Practice parameters are strategies for patient management, developed to assist clinicians in psychiatric decision-making. This parameter, based on evaluation of the scientific literature and relevant clinical consensus, describes generally accepted approaches to assess and treat specific disorders or to perform specific medical procedures. The validity of scientific findings was judged by design, sample selection and size, inclusion of comparison groups, generalizability, and agreement with other studies. Clinical consensus was determined through extensive review by the members of the Work Group on Quality Issues, child and adolescent psychiatry consultants with expertise in the content area, the entire AACAP membership, and the AACAP Assembly and Council.

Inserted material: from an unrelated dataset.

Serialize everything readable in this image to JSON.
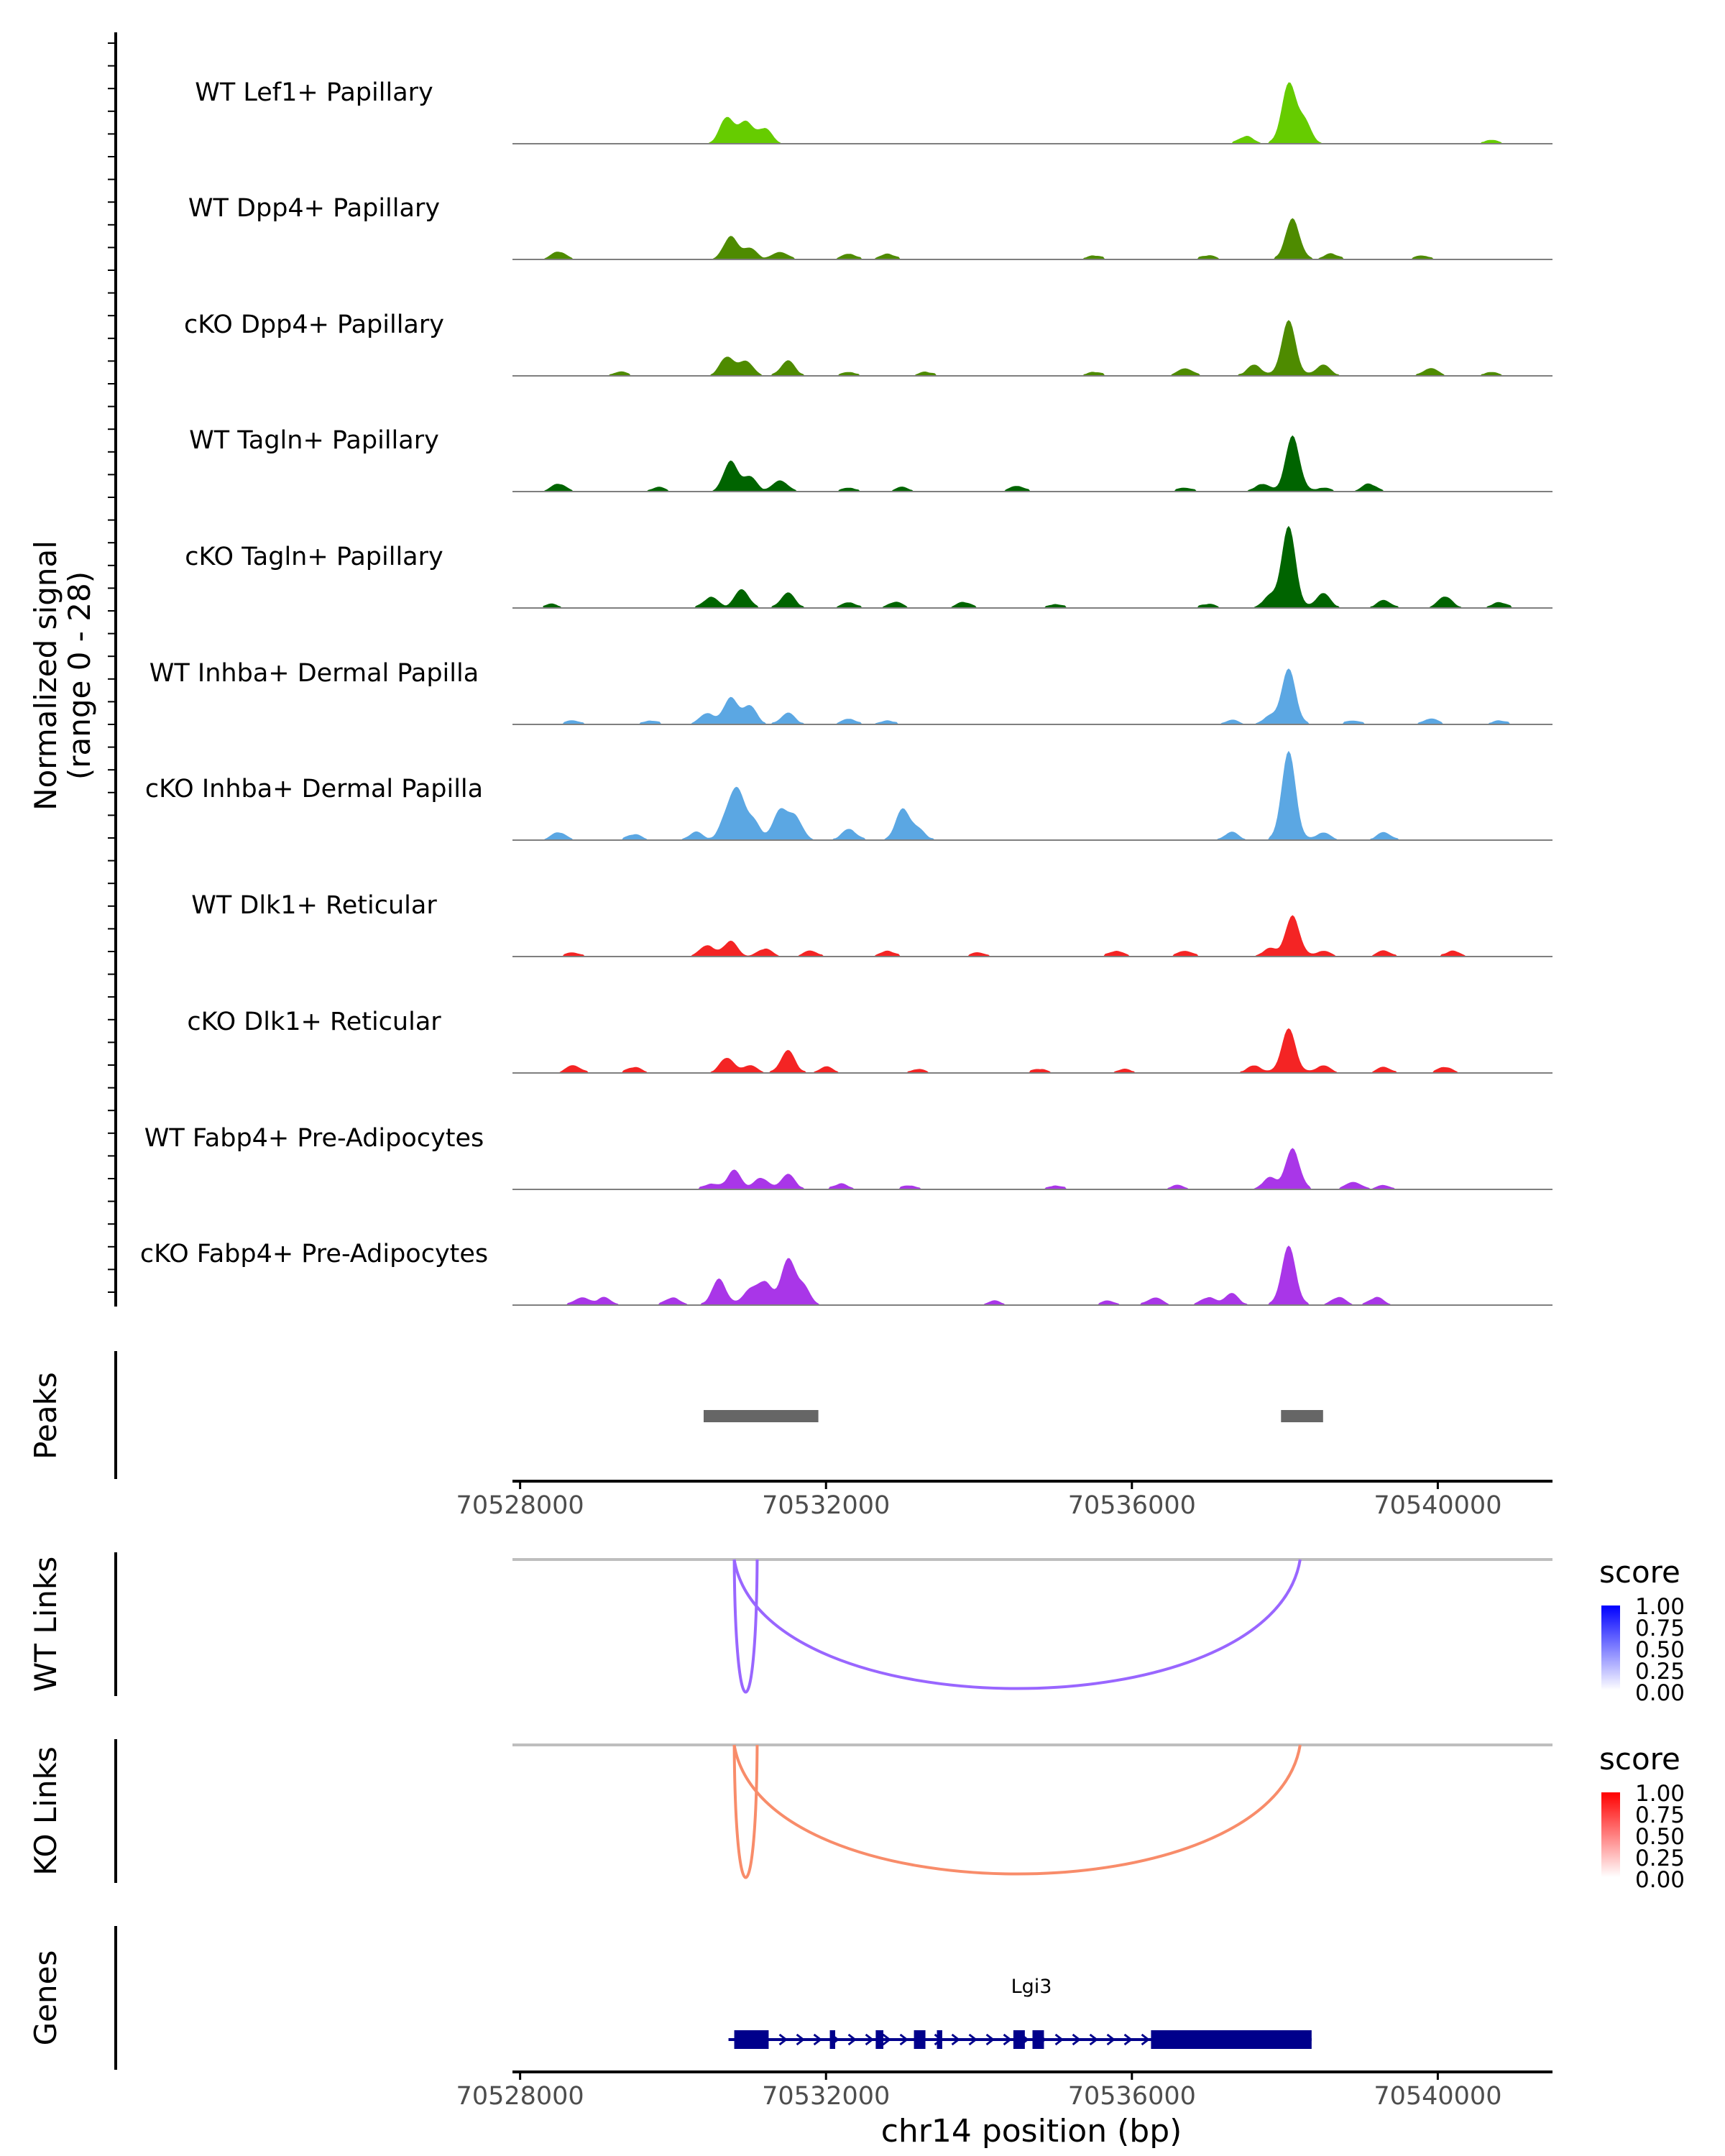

This parameter is not intended to define the standard of care, nor should it be deemed inclusive of all proper methods of care or exclusive of other methods of care directed at obtaining the desired results. The ultimate judgment regarding the care of a particular patient must be made by the clinician in light of all the circumstances presented by the patient and his or her family, the diagnostic and treatment options available, and available resources. Given inevitable changes in scientific information and technology, these parameters will be reviewed periodically and updated when appropriate.